La Religieuse joins A La Nuit and Sarrasins (a Parisian boutique exclusive), the photorealistic and snake-like jasmines respectively, in Lutens’ flower garden as his third experiment with jasmine. But how does this one differ, and what does it aim to say? Well, as Lutens likes to speak in riddles, the only description of La Religious that is offered up is thus; “Deliver us from Good! Jasmine petals are as white as snow. Black is my religion”. This hints at a dark, and potentially disturbing composition that speaks of dabbling in the black arts and making offerings to the Devil, but that could not be further from the truth.
In reality, La Religieuse isn’t really an ode to nuns or religion. It’s not an olfactory take on Whoopi Goldberg’s character in Sister Act, unfortunately (now that’s an idea – ‘Eau de Dolores Van Cartier’ – could someone make that for me please?), instead it is something entirely more low-key and sweet. La Religieuse is best described as an ethereal jasmine fragrance with sweet gourmand nuances, that place it somewhere between a delicate floral and a heavenly treat. As always, Serge Lutens likes to leave us guessing and in that sense, La Religieuse is very much in keeping with the rest of his collection.
Jasmine, Civet and Incense
How Does it Smell?
In the opening, La Religieuse hints at the gourmand sensibilities of the Ladurée pastry, with which it shares its name. The fruitier aspects of jasmine are showcased first, tumbling out the sprayer in a haze of jasmine-flavoured sherbet. I’d liken the overall effect to a dollop of jasmine jam, stewed with plum and liquorice facets to give the whole thing a suitable purple-coloured juiciness, that truly feels like a decadent sweet treat served in some exotic café. Not exactly the image of stone-faced nuns in stark black habits that you were expecting, huh? Well, if I know one thing about our dear Uncle Serge, it’s that he doesn’t like to do anything that remotely resembles ‘the expected’, and that is is exactly why us perfume nerds love him.

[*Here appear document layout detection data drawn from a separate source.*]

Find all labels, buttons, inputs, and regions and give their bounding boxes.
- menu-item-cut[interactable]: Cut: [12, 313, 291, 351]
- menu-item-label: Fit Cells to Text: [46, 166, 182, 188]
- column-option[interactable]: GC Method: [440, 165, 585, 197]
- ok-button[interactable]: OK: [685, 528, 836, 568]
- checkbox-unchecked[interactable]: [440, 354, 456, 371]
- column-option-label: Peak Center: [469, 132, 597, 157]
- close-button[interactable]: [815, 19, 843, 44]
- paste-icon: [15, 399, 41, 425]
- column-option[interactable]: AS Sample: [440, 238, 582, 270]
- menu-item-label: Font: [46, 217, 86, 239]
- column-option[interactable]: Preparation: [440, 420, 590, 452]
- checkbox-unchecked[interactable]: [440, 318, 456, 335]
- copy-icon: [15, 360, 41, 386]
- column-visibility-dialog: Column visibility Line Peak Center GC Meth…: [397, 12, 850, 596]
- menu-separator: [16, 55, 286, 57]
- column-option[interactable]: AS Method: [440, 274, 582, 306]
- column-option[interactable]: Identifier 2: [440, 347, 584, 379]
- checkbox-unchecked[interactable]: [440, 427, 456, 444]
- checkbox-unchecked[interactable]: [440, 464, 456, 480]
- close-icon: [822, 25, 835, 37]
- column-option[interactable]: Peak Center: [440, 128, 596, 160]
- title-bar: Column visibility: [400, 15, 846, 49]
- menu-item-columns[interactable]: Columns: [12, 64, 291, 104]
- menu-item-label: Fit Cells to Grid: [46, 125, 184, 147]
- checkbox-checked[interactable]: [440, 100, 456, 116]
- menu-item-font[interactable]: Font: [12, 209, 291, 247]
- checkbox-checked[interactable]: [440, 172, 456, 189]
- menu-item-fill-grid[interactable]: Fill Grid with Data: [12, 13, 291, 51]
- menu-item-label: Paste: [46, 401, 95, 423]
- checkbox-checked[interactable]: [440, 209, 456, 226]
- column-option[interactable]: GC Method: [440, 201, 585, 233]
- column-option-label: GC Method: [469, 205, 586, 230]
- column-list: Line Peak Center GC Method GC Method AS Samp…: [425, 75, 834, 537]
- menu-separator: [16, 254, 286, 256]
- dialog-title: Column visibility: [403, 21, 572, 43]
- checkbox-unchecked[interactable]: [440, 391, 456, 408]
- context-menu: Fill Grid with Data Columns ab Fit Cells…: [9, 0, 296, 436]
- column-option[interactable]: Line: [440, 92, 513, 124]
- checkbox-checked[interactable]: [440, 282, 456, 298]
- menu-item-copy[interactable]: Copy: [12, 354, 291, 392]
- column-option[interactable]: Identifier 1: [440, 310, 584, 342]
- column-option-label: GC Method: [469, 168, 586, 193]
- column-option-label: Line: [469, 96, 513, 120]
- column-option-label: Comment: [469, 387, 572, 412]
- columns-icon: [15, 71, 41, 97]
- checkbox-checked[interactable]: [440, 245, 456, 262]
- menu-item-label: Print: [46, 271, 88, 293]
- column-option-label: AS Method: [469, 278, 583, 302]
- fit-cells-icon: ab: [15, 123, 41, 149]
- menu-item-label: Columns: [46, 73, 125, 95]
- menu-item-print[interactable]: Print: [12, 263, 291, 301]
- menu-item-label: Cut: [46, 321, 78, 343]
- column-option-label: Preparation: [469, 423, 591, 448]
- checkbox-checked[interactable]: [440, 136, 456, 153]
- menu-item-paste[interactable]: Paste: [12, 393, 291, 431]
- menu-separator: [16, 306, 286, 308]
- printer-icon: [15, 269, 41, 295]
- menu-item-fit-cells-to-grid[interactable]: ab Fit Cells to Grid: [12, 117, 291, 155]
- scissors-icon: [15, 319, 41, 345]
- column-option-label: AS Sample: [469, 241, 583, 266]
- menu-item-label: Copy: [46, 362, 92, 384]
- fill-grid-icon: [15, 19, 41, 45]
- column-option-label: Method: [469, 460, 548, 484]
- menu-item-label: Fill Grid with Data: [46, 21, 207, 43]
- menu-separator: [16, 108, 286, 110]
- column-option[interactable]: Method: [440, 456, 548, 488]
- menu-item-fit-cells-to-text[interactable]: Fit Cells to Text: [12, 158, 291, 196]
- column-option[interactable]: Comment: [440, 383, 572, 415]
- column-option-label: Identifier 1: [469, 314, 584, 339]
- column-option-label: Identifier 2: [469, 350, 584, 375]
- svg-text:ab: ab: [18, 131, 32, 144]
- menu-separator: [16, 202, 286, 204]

The jasmine at La Religieuse’s heart is creamy and hot, without being particularly lush. There’s a paired-back feeling to it that is quite surprising for a Lutens fragrance, which so often are no holds barred orientals thick with exotic materials and brimming with spice. La Religieuse is the opposite of all of that, and instead courts with a quiet introspection that doesn’t feel out of place with the idea of religious meditation. The jasmine is soft and supple, like silk and for once, it doesn’t demand attention and opts to draw one in through a delicate floral trail that is quietly addictive.
As La Religieuse dries down, things soften to nothing more than a whisper. To my nose, there are three components that make up the base; musk, vanilla and incense. The vanilla maintains the sweetness, which is, and remains relatively subtle in the dry down, whereas the musk and incense create an airy feel that is slightly animalic, giving the impression of warm skin that isn’t exactly clean. This is the only time at which the fragrance could be described as ‘fleshy’, but the effect is so quiet and subtle that it doesn’t feel carnal or sexy. After a few hours, La Religieuse trails off to nothing more than a delicate hint of purple jasmine air.
La Religieuse isn’t exactly what I expected when I read that Lutens was going to create a jasmine fragrance supported by civet and incense, and inspired by the habit of a nun. I expected a gothic jasmine, as cold as church stone and as black as night. This is the polar opposite of what La Religieuse delivers, and I would describe it as beautifully tender fragrance that is more of a cuddle than a curse. Perhaps all of that darkness was a red herring and Lutens has a soft spot for the devotion of nuns? Whatever the reasoning behind it, I must say that La Religieuse strikes an interesting chord, and it is beautiful in the most subtle of ways.